Design an estimator using pole placement, assuming the linear system $$AM=L$$ is solvable.

Create a plant model.

G = tf({1,1,1},{[1 .5 1],[1 1],[.7 .5 1]});

To improve the clarity of this example, call mpcverbosity to suppress messages related to working with an MPC controller.

old_status = mpcverbosity('off');

Create a model predictive controller for the plant. Specify the controller sample time as 0.2 seconds.

MPCobj = mpc(G, 0.2);

Obtain the default state estimator gain.

[~,M,A1,Cm1] = getEstimator(MPCobj);

Calculate the default observer poles.

e = eig(A1-A1*M*Cm1);
abs(e)

ans = 6×1

    0.9402
    0.9402
    0.8816
    0.8816
    0.7430
    0.9020

Specify faster observer poles.

new_poles = [.8 .75 .7 .85 .6 .81];

Compute a state-gain matrix that places the observer poles at new_poles.

L = place(A1',Cm1',new_poles)';

place returns the controller-gain matrix, whereas you want to compute the observer-gain matrix. Using the principle of duality, which relates controllability to observability, you specify the transpose of A1 and Cm1 as the inputs to place. This function call yields the observer gain transpose.

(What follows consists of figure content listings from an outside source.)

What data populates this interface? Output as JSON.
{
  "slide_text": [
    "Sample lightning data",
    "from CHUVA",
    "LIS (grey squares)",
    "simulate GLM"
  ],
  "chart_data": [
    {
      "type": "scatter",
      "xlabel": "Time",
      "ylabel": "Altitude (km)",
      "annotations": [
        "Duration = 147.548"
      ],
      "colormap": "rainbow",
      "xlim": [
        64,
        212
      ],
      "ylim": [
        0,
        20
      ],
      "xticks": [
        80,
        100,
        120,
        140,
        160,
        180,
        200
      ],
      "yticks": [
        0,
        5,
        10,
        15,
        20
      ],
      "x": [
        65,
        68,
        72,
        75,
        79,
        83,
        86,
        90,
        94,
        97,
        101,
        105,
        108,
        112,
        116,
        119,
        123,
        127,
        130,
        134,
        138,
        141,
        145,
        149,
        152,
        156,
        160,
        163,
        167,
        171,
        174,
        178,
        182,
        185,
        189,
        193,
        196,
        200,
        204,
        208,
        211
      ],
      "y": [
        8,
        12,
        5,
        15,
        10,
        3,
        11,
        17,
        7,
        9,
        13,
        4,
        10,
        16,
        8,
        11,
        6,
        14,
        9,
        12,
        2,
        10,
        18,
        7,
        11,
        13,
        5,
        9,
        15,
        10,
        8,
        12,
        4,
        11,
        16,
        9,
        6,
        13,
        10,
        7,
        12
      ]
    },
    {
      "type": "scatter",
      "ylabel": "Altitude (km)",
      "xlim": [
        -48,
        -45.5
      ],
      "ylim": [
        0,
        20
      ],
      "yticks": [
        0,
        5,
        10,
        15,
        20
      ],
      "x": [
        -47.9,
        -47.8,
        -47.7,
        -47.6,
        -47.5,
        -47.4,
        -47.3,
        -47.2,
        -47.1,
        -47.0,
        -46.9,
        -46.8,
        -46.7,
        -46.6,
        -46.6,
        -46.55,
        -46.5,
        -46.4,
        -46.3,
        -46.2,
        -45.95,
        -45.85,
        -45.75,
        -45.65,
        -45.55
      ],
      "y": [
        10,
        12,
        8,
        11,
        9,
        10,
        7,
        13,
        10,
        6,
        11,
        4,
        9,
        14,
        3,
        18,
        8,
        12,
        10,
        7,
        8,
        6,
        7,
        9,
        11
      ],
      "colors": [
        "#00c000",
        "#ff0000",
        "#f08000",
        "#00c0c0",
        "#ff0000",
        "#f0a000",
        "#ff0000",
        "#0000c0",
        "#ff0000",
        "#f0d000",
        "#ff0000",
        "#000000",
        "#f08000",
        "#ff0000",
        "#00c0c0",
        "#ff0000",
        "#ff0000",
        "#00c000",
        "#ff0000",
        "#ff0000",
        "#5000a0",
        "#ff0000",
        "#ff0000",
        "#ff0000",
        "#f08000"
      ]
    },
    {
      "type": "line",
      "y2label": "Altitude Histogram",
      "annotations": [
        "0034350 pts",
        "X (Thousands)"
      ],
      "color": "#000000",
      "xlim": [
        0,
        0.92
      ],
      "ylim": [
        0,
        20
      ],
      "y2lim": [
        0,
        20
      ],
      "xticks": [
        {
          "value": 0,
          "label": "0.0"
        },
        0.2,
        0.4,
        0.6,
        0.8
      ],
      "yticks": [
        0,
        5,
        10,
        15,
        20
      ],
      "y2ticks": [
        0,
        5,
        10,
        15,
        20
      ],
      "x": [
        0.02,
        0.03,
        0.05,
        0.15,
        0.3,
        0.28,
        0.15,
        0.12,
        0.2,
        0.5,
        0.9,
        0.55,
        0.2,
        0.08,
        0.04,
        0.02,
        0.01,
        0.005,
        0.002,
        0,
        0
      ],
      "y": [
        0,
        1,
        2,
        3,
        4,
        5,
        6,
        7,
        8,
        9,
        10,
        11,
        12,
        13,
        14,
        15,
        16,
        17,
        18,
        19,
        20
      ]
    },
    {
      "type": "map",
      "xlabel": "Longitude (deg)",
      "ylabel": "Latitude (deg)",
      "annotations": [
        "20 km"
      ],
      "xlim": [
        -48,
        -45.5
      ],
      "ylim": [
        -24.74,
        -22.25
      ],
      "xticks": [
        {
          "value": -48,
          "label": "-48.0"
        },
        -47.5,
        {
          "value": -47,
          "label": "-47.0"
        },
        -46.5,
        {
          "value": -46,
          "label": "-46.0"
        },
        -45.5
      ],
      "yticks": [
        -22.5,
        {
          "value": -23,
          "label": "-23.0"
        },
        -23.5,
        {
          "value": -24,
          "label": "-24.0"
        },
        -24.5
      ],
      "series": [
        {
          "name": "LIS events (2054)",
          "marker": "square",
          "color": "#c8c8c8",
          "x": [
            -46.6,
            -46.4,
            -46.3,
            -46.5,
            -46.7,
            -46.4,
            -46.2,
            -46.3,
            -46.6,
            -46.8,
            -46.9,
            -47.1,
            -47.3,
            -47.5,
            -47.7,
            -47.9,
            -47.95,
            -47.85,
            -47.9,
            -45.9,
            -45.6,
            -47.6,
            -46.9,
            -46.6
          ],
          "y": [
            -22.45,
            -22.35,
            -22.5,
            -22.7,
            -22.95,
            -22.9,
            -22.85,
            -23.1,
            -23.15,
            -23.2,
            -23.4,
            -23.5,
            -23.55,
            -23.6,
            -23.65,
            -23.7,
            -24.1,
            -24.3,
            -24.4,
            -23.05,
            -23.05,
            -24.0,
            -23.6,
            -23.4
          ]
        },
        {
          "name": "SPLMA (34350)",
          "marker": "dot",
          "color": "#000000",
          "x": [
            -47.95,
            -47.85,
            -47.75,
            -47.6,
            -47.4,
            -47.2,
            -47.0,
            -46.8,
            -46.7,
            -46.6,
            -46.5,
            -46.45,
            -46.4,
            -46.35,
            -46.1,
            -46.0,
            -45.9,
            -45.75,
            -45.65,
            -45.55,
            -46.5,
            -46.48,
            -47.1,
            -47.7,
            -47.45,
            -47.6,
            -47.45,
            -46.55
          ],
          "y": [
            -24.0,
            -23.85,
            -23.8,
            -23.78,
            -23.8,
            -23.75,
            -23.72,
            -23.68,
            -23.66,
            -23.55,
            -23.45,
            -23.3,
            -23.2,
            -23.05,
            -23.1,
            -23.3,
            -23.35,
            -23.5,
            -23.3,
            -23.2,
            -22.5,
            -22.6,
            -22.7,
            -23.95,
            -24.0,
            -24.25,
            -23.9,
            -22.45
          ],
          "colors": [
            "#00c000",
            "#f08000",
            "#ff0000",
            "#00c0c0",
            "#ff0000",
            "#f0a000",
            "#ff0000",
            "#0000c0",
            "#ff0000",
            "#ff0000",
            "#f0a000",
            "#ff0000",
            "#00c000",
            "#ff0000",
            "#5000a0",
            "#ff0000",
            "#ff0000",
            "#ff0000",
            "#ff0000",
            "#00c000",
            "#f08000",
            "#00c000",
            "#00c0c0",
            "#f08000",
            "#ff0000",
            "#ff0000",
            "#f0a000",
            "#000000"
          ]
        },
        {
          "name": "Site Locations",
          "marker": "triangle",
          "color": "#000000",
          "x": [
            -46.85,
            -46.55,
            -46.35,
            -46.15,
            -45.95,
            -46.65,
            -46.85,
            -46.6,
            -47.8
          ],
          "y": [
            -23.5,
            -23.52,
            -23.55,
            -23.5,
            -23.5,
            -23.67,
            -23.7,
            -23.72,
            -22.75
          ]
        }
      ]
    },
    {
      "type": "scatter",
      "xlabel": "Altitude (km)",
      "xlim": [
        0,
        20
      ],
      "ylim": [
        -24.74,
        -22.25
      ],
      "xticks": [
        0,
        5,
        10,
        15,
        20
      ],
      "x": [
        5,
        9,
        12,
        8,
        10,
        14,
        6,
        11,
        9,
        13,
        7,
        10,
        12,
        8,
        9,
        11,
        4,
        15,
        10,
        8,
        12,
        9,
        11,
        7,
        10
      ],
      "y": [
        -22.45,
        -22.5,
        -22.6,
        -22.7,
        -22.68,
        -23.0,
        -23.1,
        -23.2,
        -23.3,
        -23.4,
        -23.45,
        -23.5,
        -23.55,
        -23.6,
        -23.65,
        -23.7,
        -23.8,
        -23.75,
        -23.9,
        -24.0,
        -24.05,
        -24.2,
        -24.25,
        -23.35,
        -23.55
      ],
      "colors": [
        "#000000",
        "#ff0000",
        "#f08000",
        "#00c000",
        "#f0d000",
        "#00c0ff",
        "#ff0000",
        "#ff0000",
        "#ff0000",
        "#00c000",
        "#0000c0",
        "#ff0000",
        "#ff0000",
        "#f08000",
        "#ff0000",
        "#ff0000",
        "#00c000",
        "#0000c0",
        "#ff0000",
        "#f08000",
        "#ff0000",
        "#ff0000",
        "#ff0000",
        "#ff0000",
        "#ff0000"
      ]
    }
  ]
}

Obtain the estimator gain from the state-gain matrix.

M = A1\L;

Specify M as the estimator for MPCobj.

setEstimator(MPCobj,L,M)

The pair, ($$A_1,C_{m1}$$), describing the overall state-space realization of the combination of plant and disturbance models must be observable for the state estimation design to succeed. Observability is checked in Model Predictive Control Toolbox software at two levels: (1) observability of the plant model is checked at construction of the MPC object, provided that the model of the plant is given in state-space form; (2) observability of the overall extended model is checked at initialization of the MPC object, after all models have been converted to discrete-time, delay-free, state-space form and combined together.

Restore mpcverbosity.

mpcverbosity(old_status);